Do the physical properties of glasses depend on the density of oxygen ions?5 answersThe physical properties of glasses can be influenced by the concentration of certain ions in the glass matrix. For example, in lithium-borosulfophosphate glasses, the density and refractive index increase proportionally with the concentration of Dy2O3 and Eu2O3, while the molar volume exhibits the opposite behavior. In bismuth borophosphate glasses doped with Er3+ ions, the density tends to decrease with increasing Er2O3 concentration, while the molar volume tends to increase.
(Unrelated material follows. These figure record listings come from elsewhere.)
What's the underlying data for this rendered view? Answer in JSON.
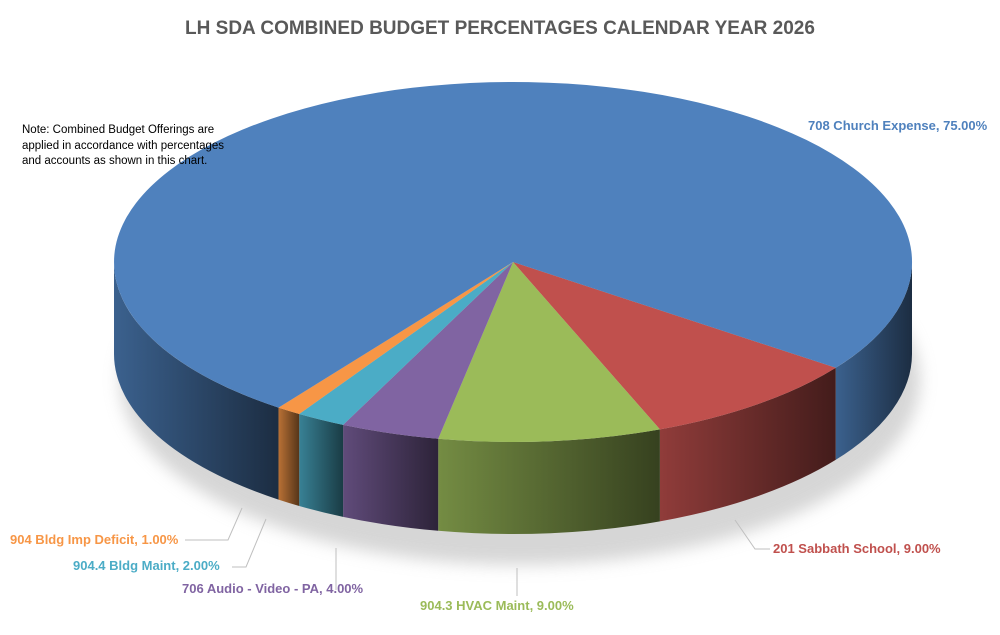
{
  "chart_data": {
    "type": "pie",
    "style": "3d",
    "title": "LH SDA COMBINED BUDGET PERCENTAGES CALENDAR YEAR 2026",
    "note": "Note:  Combined Budget Offerings are applied in accordance with percentages and accounts as shown in this chart.",
    "slices": [
      {
        "label": "201 Sabbath School",
        "value": 9.0,
        "display": "201 Sabbath School, 9.00%",
        "color": "#C0504D"
      },
      {
        "label": "904.3 HVAC Maint",
        "value": 9.0,
        "display": "904.3 HVAC Maint, 9.00%",
        "color": "#9BBB59"
      },
      {
        "label": "706 Audio - Video - PA",
        "value": 4.0,
        "display": "706 Audio - Video - PA, 4.00%",
        "color": "#8064A2"
      },
      {
        "label": "904.4 Bldg Maint",
        "value": 2.0,
        "display": "904.4 Bldg Maint, 2.00%",
        "color": "#4BACC6"
      },
      {
        "label": "904 Bldg Imp Deficit",
        "value": 1.0,
        "display": "904 Bldg Imp Deficit, 1.00%",
        "color": "#F79646"
      },
      {
        "label": "708 Church Expense",
        "value": 75.0,
        "display": "708 Church Expense, 75.00%",
        "color": "#4F81BD"
      }
    ],
    "legend": "none (data labels)"
  }
}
Additionally, the density and molar volume of borosilicate glasses doped with Dy3+ ions increase with the concentration of Dy2O3. These findings suggest that the physical properties of glasses can depend on the concentration of certain ions, but it is not explicitly mentioned in the abstracts whether the physical properties depend on the density of oxygen ions specifically.
How does the addition of Bi2O3 affect the structure and properties of PbO-P2O5 glasses?5 answersThe addition of Bi2O3 to PbO-P2O5 glasses affects their structure and properties. The density and molar volume of the glasses decrease with increasing PbO concentration (decreasing Bi2O3). The refractive index, molar refractivity, and ionic polarizability also decrease with the increase of PbO concentration. The presence of Bi2O3 in the glasses leads to the depolymerization of the phosphate links and the creation of Bi-O-P groups. The incorporation of PbO into the glasses forms [PbO6] units, while Bi2O3 affects the network with [BiO6] structural units. The addition of Bi2O3 improves the radiation shielding capabilities of the glasses, as indicated by the increase in linear attenuation coefficient (LAC) values. Overall, the addition of Bi2O3 influences the structure, optical, and radiation shielding properties of PbO-P2O5 glasses.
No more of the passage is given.